Penemuan jasad Aan dan Tania ternyata bertemali dengan kisah tragis lain yang terjadi empat hari sebelumnya. Rabu (9/1) sekitar jam 08.00, sebuah taksi sampai di sebuah rumah kontrakan Jl. Margobawero, Gang 9, Madiun. Taksi itu membawa penumpang yang tampak tertidur.
"Sopir taksi mencoba membangunkan si penumpang yang bernama Retno Sugiarto," kata Edi. Karena Retno tak kunjung bangun, sopir taksi bingung dan panik. Tergopoh-gopoh, ia memberitahu penduduk setempat. Setelah diperiksa, ternyata Retno sudah tak bernyawa.
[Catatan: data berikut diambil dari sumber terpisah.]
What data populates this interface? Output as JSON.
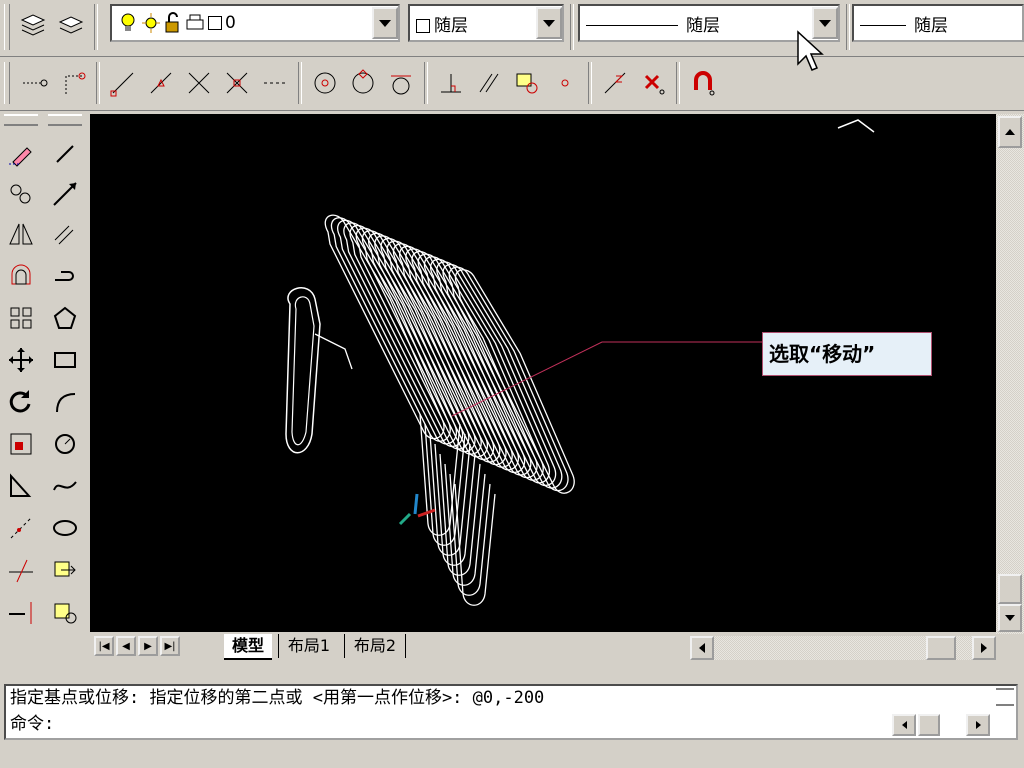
{
  "toolbar_layer": {
    "layer_combo": {
      "value": "0"
    },
    "color_combo": {
      "value": "随层"
    },
    "linetype_combo": {
      "value": "随层"
    },
    "lineweight_combo": {
      "value": "随层"
    }
  },
  "layout_tabs": [
    "模型",
    "布局1",
    "布局2"
  ],
  "annotation": {
    "label": "选取“移动”"
  },
  "command_line": {
    "history": "指定基点或位移: 指定位移的第二点或 <用第一点作位移>: @0,-200",
    "prompt": "命令:"
  },
  "colors": {
    "viewport_bg": "#000000",
    "window_bg": "#d4d0c8",
    "callout_border": "#b05070",
    "drawing": "#ffffff"
  }
}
Dari hasil pemeriksaan, Retno yang sedang hamil lima bulan meninggal akibat minum racun. Petugas mencoba merangkai kedua kisah tragis itu. Apa yang sebenarnya terjadi?
Rezeki Instan
Saat dijumpai NOVA, Kamis (17/1), Ab mengakui perbuatannya. Ia mengaku kenal dekat dengan Aan, bahkan, "Hubungan kami sudah seperti saudara. Kami juga sering saling curhat," tutur Ab yang tak punya pekerjaan tetap. Tiga bulan terakhir ini, kisah Ab, mereka sering saling bercerita tentang kondisi keuangan keluarga yang pas-pasan. "Saya tawarkan ke Aan untuk sama-sama cari rezeki dengan cara instan. Saya pernah baca buku-buku tentang cari kekayaan dengan cepat, melalui ritual tertentu."
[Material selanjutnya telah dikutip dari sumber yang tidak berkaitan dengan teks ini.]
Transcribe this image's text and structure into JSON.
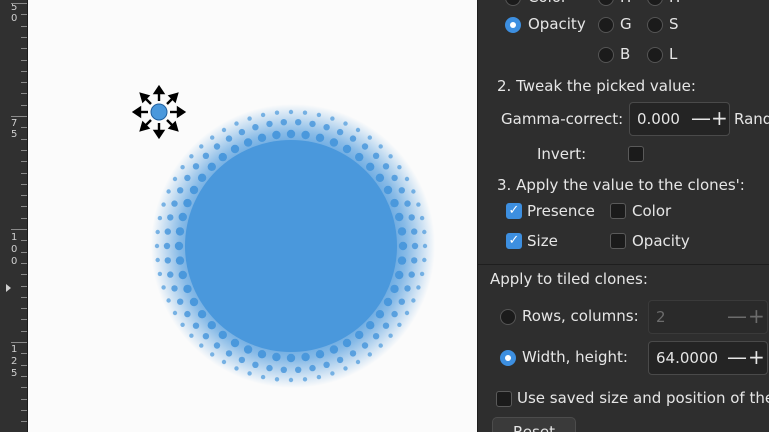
{
  "ruler": {
    "digits": [
      "5",
      "0",
      "7",
      "5",
      "1",
      "0",
      "0",
      "1",
      "2",
      "5"
    ]
  },
  "canvas": {
    "accent": "#4a98dc",
    "tool_icon": "transform-arrows-icon"
  },
  "panel": {
    "top_clipped": {
      "color": "Color",
      "h": "H",
      "hh": "H"
    },
    "pick": {
      "opacity": "Opacity",
      "g": "G",
      "s": "S",
      "b": "B",
      "l": "L"
    },
    "tweak": {
      "heading": "2. Tweak the picked value:",
      "gamma_label": "Gamma-correct:",
      "gamma_value": "0.000",
      "rand_label": "Rand",
      "invert_label": "Invert:"
    },
    "apply": {
      "heading": "3. Apply the value to the clones':",
      "presence": "Presence",
      "color": "Color",
      "size": "Size",
      "opacity": "Opacity"
    },
    "tiled": {
      "heading": "Apply to tiled clones:",
      "rows_cols_label": "Rows, columns:",
      "rows_cols_value": "2",
      "width_height_label": "Width, height:",
      "width_height_value": "64.0000",
      "use_saved_label": "Use saved size and position of the tile",
      "reset_label": "Reset"
    },
    "spin_plus": "+",
    "spin_minus": "—",
    "checkmark": "✓"
  }
}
Ab juga mengaku, bersama Aan pernah menjalankan ritual itu. Bahkan, istri Aan pun tertarik. Sebagai syarat, "Kami harus beli peralatan. Misalnya minyak wangi, dupa, lilin, dan lainnya. Aan lalu menyerahkan uang Rp 2,7 juta. Saya juga keluar uang, malah sampai menggadaikan motor," dalih Ab. Kendati sudah beberapa kali melakukan ritual, lanjut Ab, tapi tak ada hasil. "Aan menagih terus. Saya sempat bilang, kalau gagal, saya akan ganti dua kali lipat. Ternyata memang gagal. Saya bingung terus-terusan ditagih. Pagi itu, Aan kembali telepon tanya kepastiannya," ujar Ab.
Ab pun merasa kesal dan stres. "Saking bingungnya, saya sempat muter-muter, sampai terlintas pikiran itu." Agar terlepas dari tagihan Aan, Ab merancang untuk menyingkirkan sahabatnya itu. Dari sebuah iklan, ia tahu seorang paranormal di Malang bernama Abah, lengkap dengan alamatnya.
Ab lalu membohongi Aan agar menemui Abah untuk membantu cara ritual agar keinginannya tercapai. "Saya minta Aan dan istrinya ke Malang." Ab tak ikut serta, dengan alasan ini semua atas permintaan Abah. Ab juga mengaku pernah menjalankan ritual bersama Abah.
Aan menuruti permintaan Ab. Selasa (8/1) malam, Aan dan Retno mencarter taksi dengan tujuan Malang. "Sebelum mereka berangkat, saya sempat bertemu Aan. Saya beri dia sebotol air mineral sebagai titipan Abah. Air itu sudah saya campur racun ikan. Saya juga bilang, air ini harus diminum sebagai bagian dari ritual."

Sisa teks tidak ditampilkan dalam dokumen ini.